My second fear is one that developed after I started writing about theatre, and it’s that an actor will spot me writing something in my notebook during a performance.  Like many theatre journalists, I’ll have a pen and a bit of paper ready once the lights go down, wanting jot down reminders of things that strike us, though in my case I can rarely decipher the scribbles I make in the darkness.

There was no notetaking nor spitting involved when I was assigned a front row seat for playwright/performer Jacob Storms’ absolutely delightful solo venture Tennessee Rising: The Dawn of Tennessee Williams, and so captivated was I with the warm intimacy of director Alan Cumming’s simple, but effective production that I often felt privy to a private visit with the master of Southern Gothic playwrighting.  (But my guest confirmed that I wasn’t the only recipient of the actor’s eye contact.)

Jacob Storms in Tennessee Rising: The Dawn of Tennessee Williams (Photo: Max Ruby)

The play rather appropriately opens and closes with a toast to the kindness of strangers, and throughout the 75-minute performance, mentions of a glass menagerie, a fellow named Stanley Kowalski and a woman known to her intimates as Maggie The Cat reinforce the autobiographical nature of the artist’s catalog.  

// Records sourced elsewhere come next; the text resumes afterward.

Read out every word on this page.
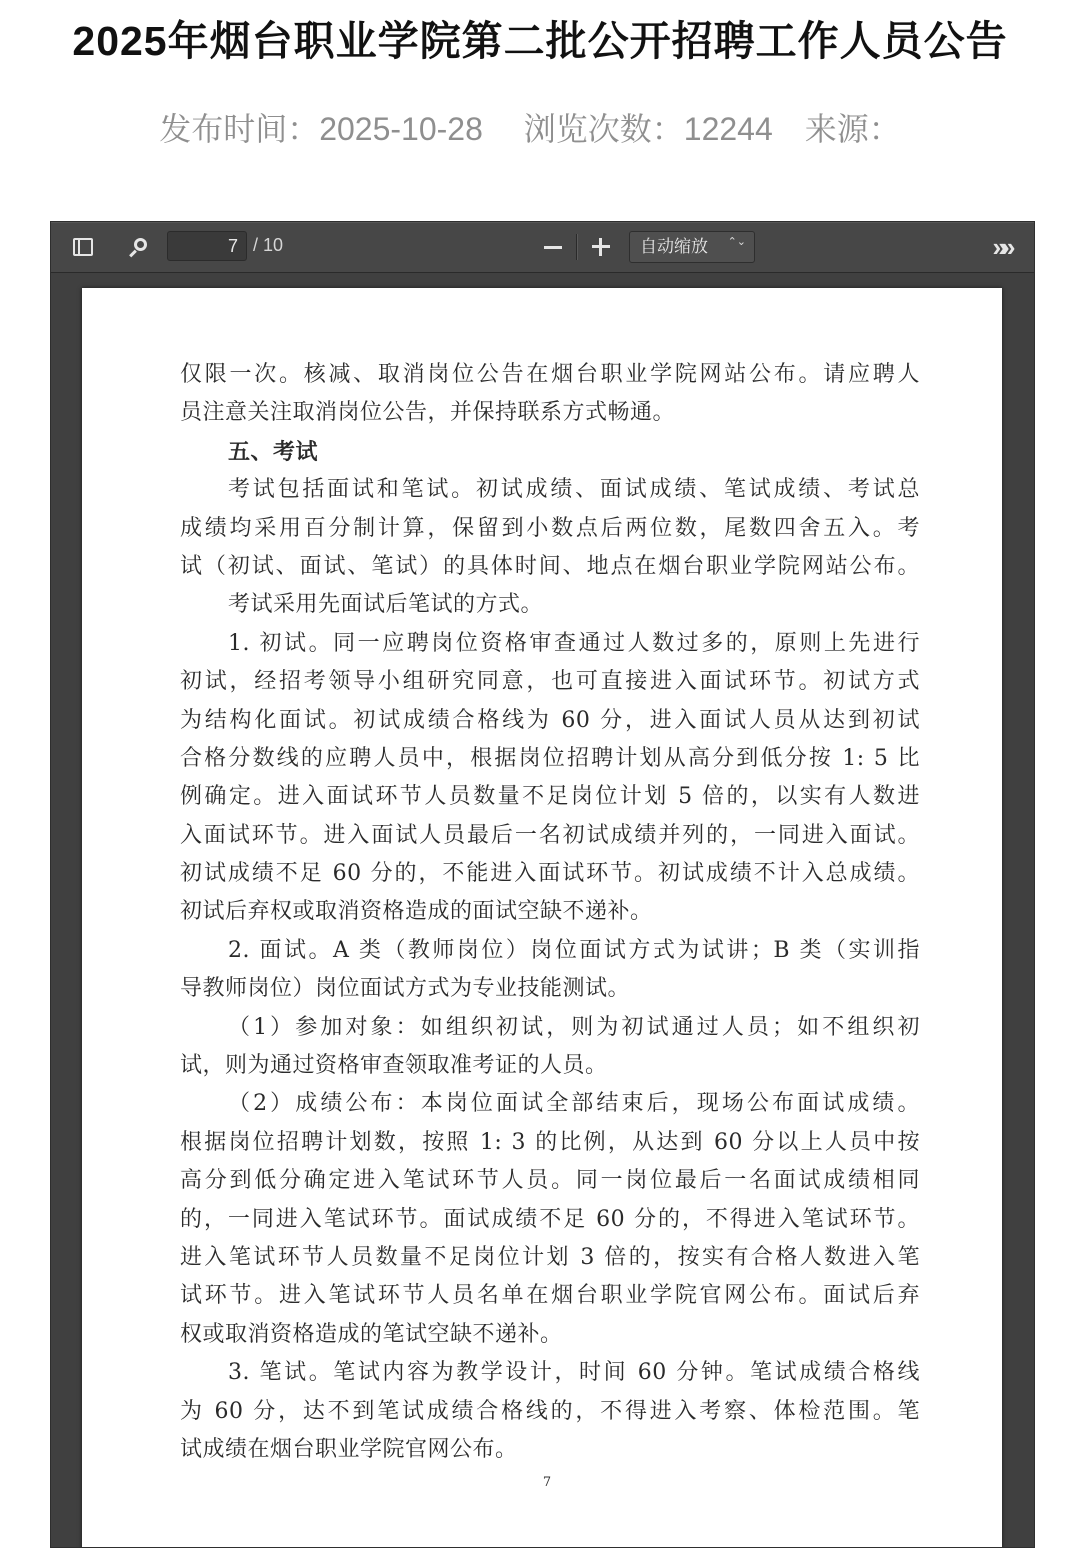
2025年烟台职业学院第二批公开招聘工作人员公告
发布时间：2025-10-28 浏览次数：12244 来源：
7 / 10	自动缩放 ⌃⌄	» »
仅限一次。核减、取消岗位公告在烟台职业学院网站公布。请应聘人
员注意关注取消岗位公告，并保持联系方式畅通。
五、考试
考试包括面试和笔试。初试成绩、面试成绩、笔试成绩、考试总
成绩均采用百分制计算，保留到小数点后两位数，尾数四舍五入。考
试（初试、面试、笔试）的具体时间、地点在烟台职业学院网站公布。
考试采用先面试后笔试的方式。
1. 初试。同一应聘岗位资格审查通过人数过多的，原则上先进行
初试，经招考领导小组研究同意，也可直接进入面试环节。初试方式
为结构化面试。初试成绩合格线为 60 分，进入面试人员从达到初试
合格分数线的应聘人员中，根据岗位招聘计划从高分到低分按 1: 5 比
例确定。进入面试环节人员数量不足岗位计划 5 倍的，以实有人数进
入面试环节。进入面试人员最后一名初试成绩并列的，一同进入面试。
初试成绩不足 60 分的，不能进入面试环节。初试成绩不计入总成绩。
初试后弃权或取消资格造成的面试空缺不递补。
2. 面试。A 类（教师岗位）岗位面试方式为试讲；B 类（实训指
导教师岗位）岗位面试方式为专业技能测试。
（1）参加对象：如组织初试，则为初试通过人员；如不组织初
试，则为通过资格审查领取准考证的人员。
（2）成绩公布：本岗位面试全部结束后，现场公布面试成绩。
根据岗位招聘计划数，按照 1: 3 的比例，从达到 60 分以上人员中按
高分到低分确定进入笔试环节人员。同一岗位最后一名面试成绩相同
的，一同进入笔试环节。面试成绩不足 60 分的，不得进入笔试环节。
进入笔试环节人员数量不足岗位计划 3 倍的，按实有合格人数进入笔
试环节。进入笔试环节人员名单在烟台职业学院官网公布。面试后弃
权或取消资格造成的笔试空缺不递补。
3. 笔试。笔试内容为教学设计，时间 60 分钟。笔试成绩合格线
为 60 分，达不到笔试成绩合格线的，不得进入考察、体检范围。笔
试成绩在烟台职业学院官网公布。
7
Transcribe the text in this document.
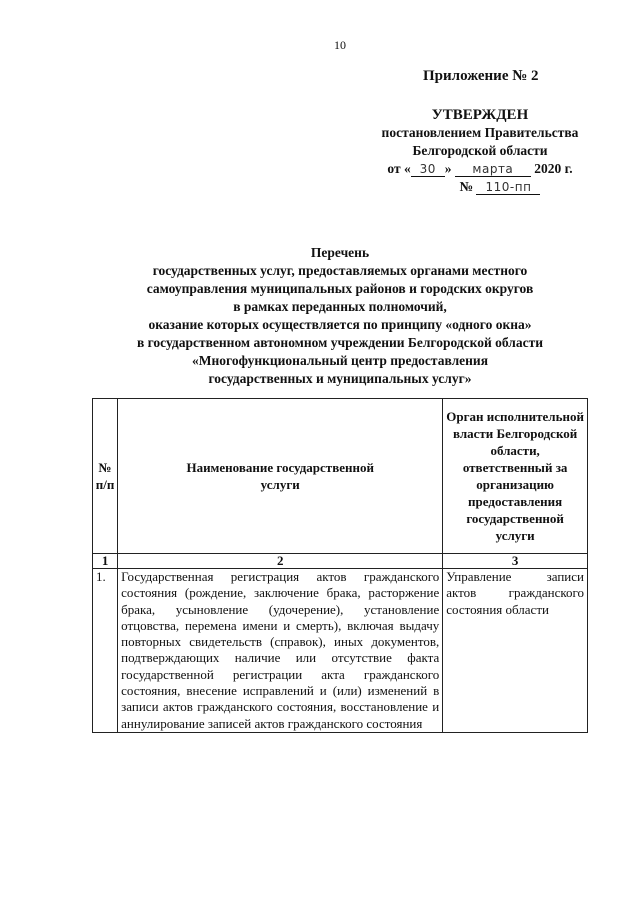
10
Приложение № 2
УТВЕРЖДЕН
постановлением Правительства
Белгородской области
от « 30 » марта 2020 г.
№ 110-пп

Перечень

государственных услуг, предоставляемых органами местного

самоуправления муниципальных районов и городских округов

в рамках переданных полномочий,

оказание которых осуществляется по принципу «одного окна»

в государственном автономном учреждении Белгородской области

«Многофункциональный центр предоставления

государственных и муниципальных услуг»

№ п/п	Наименование государственной услуги	Орган исполнительной власти Белгородской области, ответственный за организацию предоставления государственной услуги
1	2	3
1.	Государственная регистрация актов гражданского состояния (рождение, заключение брака, расторжение брака, усыновление (удочерение), установление отцовства, перемена имени и смерть), включая выдачу повторных свидетельств (справок), иных документов, подтверждающих наличие или отсутствие факта государственной регистрации акта гражданского состояния, внесение исправлений и (или) изменений в записи актов гражданского состояния, восстановление и аннулирование записей актов гражданского состояния	Управление записи актов гражданского состояния области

This is especially noticeable when, at the play’s outset, with our hero lounging comfortably in the French Quarter shortly after the great success of his debut Broadway effort, he reminisces back to the time he changed his first name (Tom) and lied about his age to enter a young playwrights contest held by The Group Theatre.

The stories of love, lust, brain disease and bad casting that lead up to his overnight stardom are told with a lyrical lilt in a performance that never dotes too dramatically on personal issues, as if our host wouldn’t dream of upsetting his guests with gloomy recounts of such minor inconveniences.  This is a Tennessee Williams that very kindly treats strangers as welcome guests.

Curtain Line…

When South Pacific opened on Broadway in 1949, its most controversial song was “Carefully Taught”.  In 2023, its most controversial song is “Honey Bun”.